Figure 2.

Schematic overview of early components involved in salt sensing. High external Na⁺ concentration leads to elevation of intracellular Ca²⁺, phosphatidic acid (PA), and cGMP. Cld PA can activate NHA (SOS1) in an independent manner. The main target of Ca²⁺ is CIBL4 (SOS3). The CIBL4 is capable to form the complex with CBL-interacting serine/threonine-protein kinase 24 (CIPK24, SOS2). The CIBL4-CIPK24 complex activates NHA (SOS1) and inhibits Na⁺ uptake by HKT2. CIPK24 together with SCaBP (SOS3 like protein) is involved in activation of the V-ATPase.
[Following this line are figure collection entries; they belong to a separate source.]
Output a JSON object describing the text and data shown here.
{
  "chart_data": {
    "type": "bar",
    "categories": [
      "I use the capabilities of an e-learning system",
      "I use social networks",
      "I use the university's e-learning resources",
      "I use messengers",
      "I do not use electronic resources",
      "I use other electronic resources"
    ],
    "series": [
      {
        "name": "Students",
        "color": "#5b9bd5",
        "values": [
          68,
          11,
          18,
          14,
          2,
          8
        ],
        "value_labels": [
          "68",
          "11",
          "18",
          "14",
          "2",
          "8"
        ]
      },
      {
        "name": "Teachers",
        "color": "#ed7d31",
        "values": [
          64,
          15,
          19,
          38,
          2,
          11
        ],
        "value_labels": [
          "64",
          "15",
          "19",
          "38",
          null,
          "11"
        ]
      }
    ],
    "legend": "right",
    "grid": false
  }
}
CIPK24 participates in the activation of vacuolar transporters such as CAX and NHX. The rise in cytosolic Ca²⁺ concentration could trigger interaction of RSA1-RITF1. RSA1-RITF1 complex activates promoter of SOS1 gene. PA is involved in activation of mitogen-activated protein kinase 6 (MPK6). MPK6 can directly phosphorylate SOS1. The Ca²⁺-dependent kinase (CDPK3) and cytosolic Ca²⁺ lead to activation of vacuolar two-pore K⁺ channels (TPKs) and subsequent K⁺ release from vacuole. Due to the plasma membrane localization, SOS5 protein is considered to be potential candidate for extracellular Na⁺ sensing and helps maintain of cell wall integrity and architecture. Annexin1 (ANN1) is capable to sense the high concentrations of extracellular Na⁺ by mediating ROS-activated Ca²⁺ influx through the plasma membrane of plant cells. The rise of cGMP leads to inhibition of Na⁺ uptake, possibly via cyclic nucleotide–gated ion channels (CNGSs) and glutamate receptor (GLRs). PIP2;1, CNGCs, and GLRs could be blocked by exogenous Ca²⁺. The ROS production leads to K⁺ leak via activation of outward K⁺ channels – KOR (guard cells outward K⁺ channel, GORK) and NSCC. The intracellular accumulation of ROS at high levels can trigger programmed cell death (PCD).